Rédaction A l’Encontre
Demain à Genève 2, les deux… ?
La décision de l’UE, du 27 mai 2013, de lever l’embargo sur les livraisons d’armes à l’ASL renvoie aux types de décisions propres à l’UE. Il n’y aura aucune livraison d’armes – sans préciser d’ailleurs le type d’armes, ce qui est décisif – avant deux mois. Il ne faut pas déranger la possible conférence de « Genève 2 » en juin 2013, c’est-à-dire la négociation entre la Russie de Poutine et l’administration d’Obama (les discussions entre Kerry et Lavrov sont engagées) ; cela afin d’aboutir à un accord qui permettra d’intégrer une partie importante de l’appareil sécuritaire du clan Assad et des forces de la rébellion afin d’éviter une situation analogue à l’Irak.

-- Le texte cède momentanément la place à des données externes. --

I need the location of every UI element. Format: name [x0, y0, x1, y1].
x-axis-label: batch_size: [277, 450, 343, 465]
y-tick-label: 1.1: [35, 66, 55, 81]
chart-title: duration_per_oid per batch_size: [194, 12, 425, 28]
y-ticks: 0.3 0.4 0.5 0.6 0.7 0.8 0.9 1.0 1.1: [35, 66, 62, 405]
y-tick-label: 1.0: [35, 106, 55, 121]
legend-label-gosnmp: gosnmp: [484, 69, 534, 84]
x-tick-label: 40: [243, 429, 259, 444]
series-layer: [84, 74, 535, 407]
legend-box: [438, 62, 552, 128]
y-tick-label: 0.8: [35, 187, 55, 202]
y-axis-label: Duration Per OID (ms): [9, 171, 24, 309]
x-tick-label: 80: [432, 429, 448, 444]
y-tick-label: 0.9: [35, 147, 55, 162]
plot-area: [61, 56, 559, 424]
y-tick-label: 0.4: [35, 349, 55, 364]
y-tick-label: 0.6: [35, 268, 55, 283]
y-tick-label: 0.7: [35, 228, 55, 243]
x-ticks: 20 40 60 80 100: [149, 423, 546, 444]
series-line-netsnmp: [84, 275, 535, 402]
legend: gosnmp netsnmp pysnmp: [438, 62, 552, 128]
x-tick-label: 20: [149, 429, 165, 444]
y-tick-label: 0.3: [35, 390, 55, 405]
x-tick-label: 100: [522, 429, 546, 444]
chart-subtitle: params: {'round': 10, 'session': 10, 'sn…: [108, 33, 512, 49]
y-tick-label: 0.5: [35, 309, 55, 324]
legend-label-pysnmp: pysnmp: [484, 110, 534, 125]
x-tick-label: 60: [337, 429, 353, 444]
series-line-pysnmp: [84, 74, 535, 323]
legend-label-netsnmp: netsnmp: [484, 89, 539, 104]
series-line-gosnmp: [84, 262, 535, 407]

Une situation qui représente une défaite historique pour les Etats-Unis, ses stratèges et ses sociétés pétrolières, aujourd’hui actives dans le gaz de schiste. La Syrie doit être un pays stabilisé, donc avec un gouvernement fort et dès lors avec des éléments de continuité avec le système actuel. Ce d’autant plus que cette négociation ne se fera pas à deux – Etats-Unis et Russie – mais devra rassembler les pièces d’un puzzle au dessin (et desseins) complexe.
Reculer la date de la livraison d’armes permettra de mettre plus en relief la présence de forces salafistes comme Al-Nosra et, dès lors, de renforcer les « raisons raisonnables » d’un compris pour un moindre mal…
Face à un pays détruit, dont on a assisté la destruction avec compassion ou en y participant de manière active, comme Poutine.